Affaire "Dimitri Errin" aux Assises : l'homicide a-t-il été prémédité et organisé par son ex-compagne ?

justice
Cour d'Assises de la Guadeloupe
©J-M. Mavounzy
L'homicide de Dimitri Errin, en mars 2016, est-il le résultat d'un acte prémédité et organisé ? C'est la thèse défendue par une avocate, à la Cour d'Assises de Basse-Terre, hier.
L’affaire "Dimitri Errin" a ouvert la semaine de la Cour d’assises de Basse-Terre. C'était, ce lundi 28 septembre 2020, le sixième jour de procès, pour enlèvement, séquestration, torture et homicide.
La victime est un jeune homme du Moule, traqué et débusqué par une bande d'autres jeunes, qui lui reprochaient de les avoir volés ou brutalisés. Cette traque se terminera par le meurtre (inattendu ?) de Dimitri. C'était en mars 2016.
Dans cette bande, il y avait une fille, une blanche ou, comme on dit, une métropolitaine. Allénor a cristallisé les accusations et les haines de la partie civile.
 

Compte rendu d'audience

Au sein de la cour d'Assise, dans ce procès, on a refait le parcours de quelques acteurs du drame. La réalité et la vérité, peu à peu, dominent le mensonge. Car, en fait, cette histoire humaine est dramatique.

Une bande du Moule, dont les membres sont des jeunes ordinaires, vient punir un homme, qui fait partie de leur entourage, mais qui les frappe et les vole.
L'un d'entre eux, venu avec un fusil, tue Dimitri, l'ancien enfant abandonné par sa mère dominiquaise.
La victime est un dealer, un voleur, violent envers ses copines. Il a d'ailleurs écopé de multiples condamnations. C'est lui que l'on retrouve mort, dans un champ, nu, tué de deux balles de fusil de chasse, tirés à bout portant, dans la bouche. Au moment de son décès, il était sous l'emprise de la cocaïne.
Mais ce procès n'est pas celui de Dimitri.

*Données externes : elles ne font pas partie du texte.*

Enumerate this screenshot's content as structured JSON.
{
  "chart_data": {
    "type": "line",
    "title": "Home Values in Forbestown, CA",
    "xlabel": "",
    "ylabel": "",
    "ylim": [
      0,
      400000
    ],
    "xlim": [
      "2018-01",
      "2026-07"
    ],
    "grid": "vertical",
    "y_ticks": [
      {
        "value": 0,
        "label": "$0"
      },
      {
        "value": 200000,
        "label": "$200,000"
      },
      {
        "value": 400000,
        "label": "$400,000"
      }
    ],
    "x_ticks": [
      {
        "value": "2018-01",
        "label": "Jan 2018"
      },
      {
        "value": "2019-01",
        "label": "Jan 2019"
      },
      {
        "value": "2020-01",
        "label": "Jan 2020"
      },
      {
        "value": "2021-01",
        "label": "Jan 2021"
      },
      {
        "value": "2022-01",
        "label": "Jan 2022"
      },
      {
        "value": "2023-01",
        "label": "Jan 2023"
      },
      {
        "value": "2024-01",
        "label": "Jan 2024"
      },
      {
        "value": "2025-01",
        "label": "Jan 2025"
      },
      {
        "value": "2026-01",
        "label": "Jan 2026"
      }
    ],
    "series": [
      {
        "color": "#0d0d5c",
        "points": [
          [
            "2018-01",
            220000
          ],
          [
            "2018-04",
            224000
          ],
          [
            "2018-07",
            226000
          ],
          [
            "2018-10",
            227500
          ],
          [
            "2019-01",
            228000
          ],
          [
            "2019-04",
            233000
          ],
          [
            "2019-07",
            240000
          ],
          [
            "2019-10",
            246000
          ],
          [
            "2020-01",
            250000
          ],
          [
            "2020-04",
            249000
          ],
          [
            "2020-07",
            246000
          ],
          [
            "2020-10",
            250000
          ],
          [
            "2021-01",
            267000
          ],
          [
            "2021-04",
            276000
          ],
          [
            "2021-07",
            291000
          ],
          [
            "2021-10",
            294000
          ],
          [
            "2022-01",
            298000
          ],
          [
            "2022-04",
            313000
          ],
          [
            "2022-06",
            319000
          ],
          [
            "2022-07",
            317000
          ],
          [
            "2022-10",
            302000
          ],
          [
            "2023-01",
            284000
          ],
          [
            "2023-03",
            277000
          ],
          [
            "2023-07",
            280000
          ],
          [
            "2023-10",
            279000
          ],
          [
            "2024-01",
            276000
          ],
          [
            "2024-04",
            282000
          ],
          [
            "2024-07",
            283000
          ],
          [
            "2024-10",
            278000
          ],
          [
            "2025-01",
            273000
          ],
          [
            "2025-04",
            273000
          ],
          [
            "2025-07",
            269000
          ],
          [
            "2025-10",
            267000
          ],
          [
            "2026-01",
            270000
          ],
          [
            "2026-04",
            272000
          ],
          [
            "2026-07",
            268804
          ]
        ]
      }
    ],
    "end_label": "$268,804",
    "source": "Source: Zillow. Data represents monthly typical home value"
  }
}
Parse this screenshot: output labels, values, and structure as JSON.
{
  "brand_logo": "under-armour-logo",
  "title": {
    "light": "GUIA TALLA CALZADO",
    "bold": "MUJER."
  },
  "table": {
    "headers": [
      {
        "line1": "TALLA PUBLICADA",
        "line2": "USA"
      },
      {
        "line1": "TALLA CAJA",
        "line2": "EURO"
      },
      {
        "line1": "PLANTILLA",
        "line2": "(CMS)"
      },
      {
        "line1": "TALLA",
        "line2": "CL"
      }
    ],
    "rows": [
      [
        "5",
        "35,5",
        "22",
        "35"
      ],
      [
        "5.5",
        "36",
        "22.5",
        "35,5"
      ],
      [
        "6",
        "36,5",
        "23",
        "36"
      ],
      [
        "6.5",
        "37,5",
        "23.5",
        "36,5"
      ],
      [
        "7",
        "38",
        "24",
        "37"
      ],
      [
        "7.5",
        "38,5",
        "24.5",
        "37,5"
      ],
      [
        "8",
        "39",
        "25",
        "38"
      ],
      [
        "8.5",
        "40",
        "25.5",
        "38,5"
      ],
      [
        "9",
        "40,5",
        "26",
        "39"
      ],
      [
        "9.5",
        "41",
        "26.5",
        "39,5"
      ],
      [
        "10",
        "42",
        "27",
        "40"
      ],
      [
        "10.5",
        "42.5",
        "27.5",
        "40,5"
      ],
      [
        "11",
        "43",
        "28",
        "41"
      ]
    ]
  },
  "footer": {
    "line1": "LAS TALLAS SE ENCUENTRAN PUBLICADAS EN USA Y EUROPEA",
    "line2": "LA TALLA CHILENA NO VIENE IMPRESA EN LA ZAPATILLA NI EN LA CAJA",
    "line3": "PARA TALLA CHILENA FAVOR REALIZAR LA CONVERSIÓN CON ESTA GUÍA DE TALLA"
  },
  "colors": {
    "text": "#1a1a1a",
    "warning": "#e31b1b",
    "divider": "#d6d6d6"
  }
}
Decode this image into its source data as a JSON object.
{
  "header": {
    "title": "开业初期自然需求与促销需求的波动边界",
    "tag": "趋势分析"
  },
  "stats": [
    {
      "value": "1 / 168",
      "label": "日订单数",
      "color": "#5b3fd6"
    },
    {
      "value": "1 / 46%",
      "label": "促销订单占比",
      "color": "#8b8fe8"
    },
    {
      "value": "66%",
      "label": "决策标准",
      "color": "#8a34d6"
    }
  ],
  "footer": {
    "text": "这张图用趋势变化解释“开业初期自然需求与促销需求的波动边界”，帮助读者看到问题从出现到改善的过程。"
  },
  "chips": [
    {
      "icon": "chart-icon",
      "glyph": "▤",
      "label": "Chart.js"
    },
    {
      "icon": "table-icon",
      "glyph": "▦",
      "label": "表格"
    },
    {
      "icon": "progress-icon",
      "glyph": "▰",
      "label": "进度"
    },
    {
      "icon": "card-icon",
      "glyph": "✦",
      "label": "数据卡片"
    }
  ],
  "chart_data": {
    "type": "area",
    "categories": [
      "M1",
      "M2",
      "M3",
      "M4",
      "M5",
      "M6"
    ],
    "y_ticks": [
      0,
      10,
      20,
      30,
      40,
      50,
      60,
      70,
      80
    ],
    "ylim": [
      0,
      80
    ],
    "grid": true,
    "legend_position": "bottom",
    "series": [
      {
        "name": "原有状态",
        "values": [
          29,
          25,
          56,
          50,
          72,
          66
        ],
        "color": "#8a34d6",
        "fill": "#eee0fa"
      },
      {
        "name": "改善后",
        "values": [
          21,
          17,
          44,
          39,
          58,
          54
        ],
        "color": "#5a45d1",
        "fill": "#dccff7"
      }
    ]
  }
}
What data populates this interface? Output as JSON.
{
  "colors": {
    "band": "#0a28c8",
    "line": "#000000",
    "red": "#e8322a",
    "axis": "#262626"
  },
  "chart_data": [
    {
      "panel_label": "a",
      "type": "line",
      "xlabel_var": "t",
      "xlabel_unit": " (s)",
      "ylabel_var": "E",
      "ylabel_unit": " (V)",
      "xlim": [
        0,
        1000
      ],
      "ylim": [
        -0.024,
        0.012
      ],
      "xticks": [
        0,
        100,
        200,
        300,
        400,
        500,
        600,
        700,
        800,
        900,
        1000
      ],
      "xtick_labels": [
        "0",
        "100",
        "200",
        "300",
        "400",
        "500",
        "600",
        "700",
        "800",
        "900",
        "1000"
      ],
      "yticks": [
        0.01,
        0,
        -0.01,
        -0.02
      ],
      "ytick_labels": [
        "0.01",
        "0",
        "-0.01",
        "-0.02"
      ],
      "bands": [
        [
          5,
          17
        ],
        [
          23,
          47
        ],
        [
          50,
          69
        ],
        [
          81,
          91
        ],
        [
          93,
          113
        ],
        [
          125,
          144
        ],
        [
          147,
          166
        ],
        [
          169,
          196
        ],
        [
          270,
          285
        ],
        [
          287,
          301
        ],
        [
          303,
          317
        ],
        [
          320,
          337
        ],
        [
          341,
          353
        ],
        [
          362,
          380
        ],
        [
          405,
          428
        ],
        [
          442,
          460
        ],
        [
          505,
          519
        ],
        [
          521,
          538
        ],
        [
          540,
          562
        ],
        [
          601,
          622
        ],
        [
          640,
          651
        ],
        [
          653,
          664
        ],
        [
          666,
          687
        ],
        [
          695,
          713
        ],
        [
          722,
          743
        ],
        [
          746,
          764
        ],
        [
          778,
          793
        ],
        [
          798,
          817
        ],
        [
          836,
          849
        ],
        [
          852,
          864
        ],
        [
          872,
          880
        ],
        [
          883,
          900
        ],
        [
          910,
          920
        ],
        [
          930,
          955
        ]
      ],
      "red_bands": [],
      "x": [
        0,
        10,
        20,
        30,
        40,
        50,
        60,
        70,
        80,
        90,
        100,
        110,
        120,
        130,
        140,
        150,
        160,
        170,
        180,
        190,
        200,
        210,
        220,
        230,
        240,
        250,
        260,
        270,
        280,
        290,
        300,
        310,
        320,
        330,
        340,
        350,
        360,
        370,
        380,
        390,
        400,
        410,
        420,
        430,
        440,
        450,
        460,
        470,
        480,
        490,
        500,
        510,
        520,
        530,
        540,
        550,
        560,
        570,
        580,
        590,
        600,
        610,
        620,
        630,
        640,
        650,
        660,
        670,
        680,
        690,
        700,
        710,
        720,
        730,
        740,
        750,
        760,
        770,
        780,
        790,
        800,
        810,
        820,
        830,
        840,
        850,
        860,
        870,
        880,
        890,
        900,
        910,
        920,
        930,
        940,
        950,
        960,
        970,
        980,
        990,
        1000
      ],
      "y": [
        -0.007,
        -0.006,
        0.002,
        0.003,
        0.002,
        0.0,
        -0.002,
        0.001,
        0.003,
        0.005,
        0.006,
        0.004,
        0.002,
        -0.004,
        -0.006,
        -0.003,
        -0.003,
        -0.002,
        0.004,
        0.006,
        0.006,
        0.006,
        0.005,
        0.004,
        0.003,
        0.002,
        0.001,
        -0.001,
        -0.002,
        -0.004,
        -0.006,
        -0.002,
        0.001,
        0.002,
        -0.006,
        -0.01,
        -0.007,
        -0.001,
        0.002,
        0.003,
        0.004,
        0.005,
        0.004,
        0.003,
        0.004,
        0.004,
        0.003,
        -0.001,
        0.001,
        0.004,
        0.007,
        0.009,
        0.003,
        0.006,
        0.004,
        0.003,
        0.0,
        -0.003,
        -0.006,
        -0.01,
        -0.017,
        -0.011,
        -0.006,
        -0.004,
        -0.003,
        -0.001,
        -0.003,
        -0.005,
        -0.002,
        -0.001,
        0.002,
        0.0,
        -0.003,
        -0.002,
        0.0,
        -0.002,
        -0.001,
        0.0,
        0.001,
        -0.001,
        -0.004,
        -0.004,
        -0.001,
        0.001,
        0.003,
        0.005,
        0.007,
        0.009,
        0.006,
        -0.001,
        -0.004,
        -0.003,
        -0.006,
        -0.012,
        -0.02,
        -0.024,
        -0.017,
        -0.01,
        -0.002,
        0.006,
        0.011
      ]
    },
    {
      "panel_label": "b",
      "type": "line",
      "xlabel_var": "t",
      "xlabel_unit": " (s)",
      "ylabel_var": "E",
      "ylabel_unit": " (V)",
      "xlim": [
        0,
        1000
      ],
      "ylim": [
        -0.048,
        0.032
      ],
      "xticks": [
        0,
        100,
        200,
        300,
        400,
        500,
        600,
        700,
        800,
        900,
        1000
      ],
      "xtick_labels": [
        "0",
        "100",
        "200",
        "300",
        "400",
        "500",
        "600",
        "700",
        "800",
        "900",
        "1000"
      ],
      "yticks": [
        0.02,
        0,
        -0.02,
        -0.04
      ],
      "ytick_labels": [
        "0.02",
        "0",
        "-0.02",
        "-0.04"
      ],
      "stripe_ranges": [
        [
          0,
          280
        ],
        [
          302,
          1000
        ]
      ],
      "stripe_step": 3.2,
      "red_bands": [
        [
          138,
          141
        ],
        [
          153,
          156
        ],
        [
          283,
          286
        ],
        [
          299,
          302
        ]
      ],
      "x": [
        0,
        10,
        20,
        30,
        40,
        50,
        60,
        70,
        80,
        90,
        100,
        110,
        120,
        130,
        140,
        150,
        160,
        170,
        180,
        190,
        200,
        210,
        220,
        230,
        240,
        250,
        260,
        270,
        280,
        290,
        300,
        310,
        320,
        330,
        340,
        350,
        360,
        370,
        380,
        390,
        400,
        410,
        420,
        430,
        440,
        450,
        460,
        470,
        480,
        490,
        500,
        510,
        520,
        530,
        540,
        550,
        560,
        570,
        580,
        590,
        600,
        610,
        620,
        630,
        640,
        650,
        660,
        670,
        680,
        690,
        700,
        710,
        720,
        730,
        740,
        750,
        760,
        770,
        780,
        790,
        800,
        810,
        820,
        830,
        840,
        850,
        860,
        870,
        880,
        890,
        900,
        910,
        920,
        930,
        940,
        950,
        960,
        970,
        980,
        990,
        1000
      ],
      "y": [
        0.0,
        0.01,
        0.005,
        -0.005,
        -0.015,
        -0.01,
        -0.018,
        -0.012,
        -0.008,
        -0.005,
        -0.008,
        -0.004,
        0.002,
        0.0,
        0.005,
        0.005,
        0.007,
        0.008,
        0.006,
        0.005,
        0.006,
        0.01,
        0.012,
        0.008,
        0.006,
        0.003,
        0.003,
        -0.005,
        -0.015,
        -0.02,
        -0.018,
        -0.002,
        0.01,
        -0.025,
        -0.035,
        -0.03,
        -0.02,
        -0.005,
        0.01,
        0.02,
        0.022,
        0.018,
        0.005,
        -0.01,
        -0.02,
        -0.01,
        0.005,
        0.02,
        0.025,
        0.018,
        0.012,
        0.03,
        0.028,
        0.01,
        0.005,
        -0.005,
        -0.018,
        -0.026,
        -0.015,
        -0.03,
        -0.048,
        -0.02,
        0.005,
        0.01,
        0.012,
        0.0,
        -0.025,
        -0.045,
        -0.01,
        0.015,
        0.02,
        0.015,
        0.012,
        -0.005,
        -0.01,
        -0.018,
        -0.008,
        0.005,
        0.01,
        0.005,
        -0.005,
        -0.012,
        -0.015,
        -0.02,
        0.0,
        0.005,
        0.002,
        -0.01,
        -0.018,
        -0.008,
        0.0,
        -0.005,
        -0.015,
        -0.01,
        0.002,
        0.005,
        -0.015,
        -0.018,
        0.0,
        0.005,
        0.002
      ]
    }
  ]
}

L'après-midi, pour changer, ce fut la litanie des parties civiles : trois avocats, ténors du barreau, plein de talents, qui ont déroulé leur vérité. Ils ont souligné que cette bande de justiciers avait fini par donner la mort.
Mais là où une avocate de la partie civile trouble le jeu, c'est quand elle avoue une vindicte particulière, contre la Blanche Allénor FREMAUX. "Elle est blanche, donc libre, sous contrôle judiciaire", dit-elle, "alors que ma cliente, la femme du moment de Dimitri, est noire, terrorisée, dévastée, victime... parce que les gendarmes ont cru la Blanche et pas la Noire."
Une Blanche, qui aurait tout organisé et, à en croire les propos de cette avocate, on croit même deviner l'idée de l'organisation d'un meurtre avec préméditation avec, à la manœuvre, cette "Métropolitaine". Le geste fatal aurait donc été accompli, si l'on suit l'argumentaire de l'avocate, par un pauvre niais.

Décidemment, la Cour d'Assises a fini dans les flonflons de la manifestation des professionnels du spectacle et de l'événementiel, mobilisés, hier, notamment à Basse-Terre.
Un peu de musique, pour faire place à la tristesse...

Ce mardi matin, c'est la nouvelle avocate générale, Élodie ROUCHOUSE, qui déconstruira cette affaire, sans doute pour mieux l'expliquer.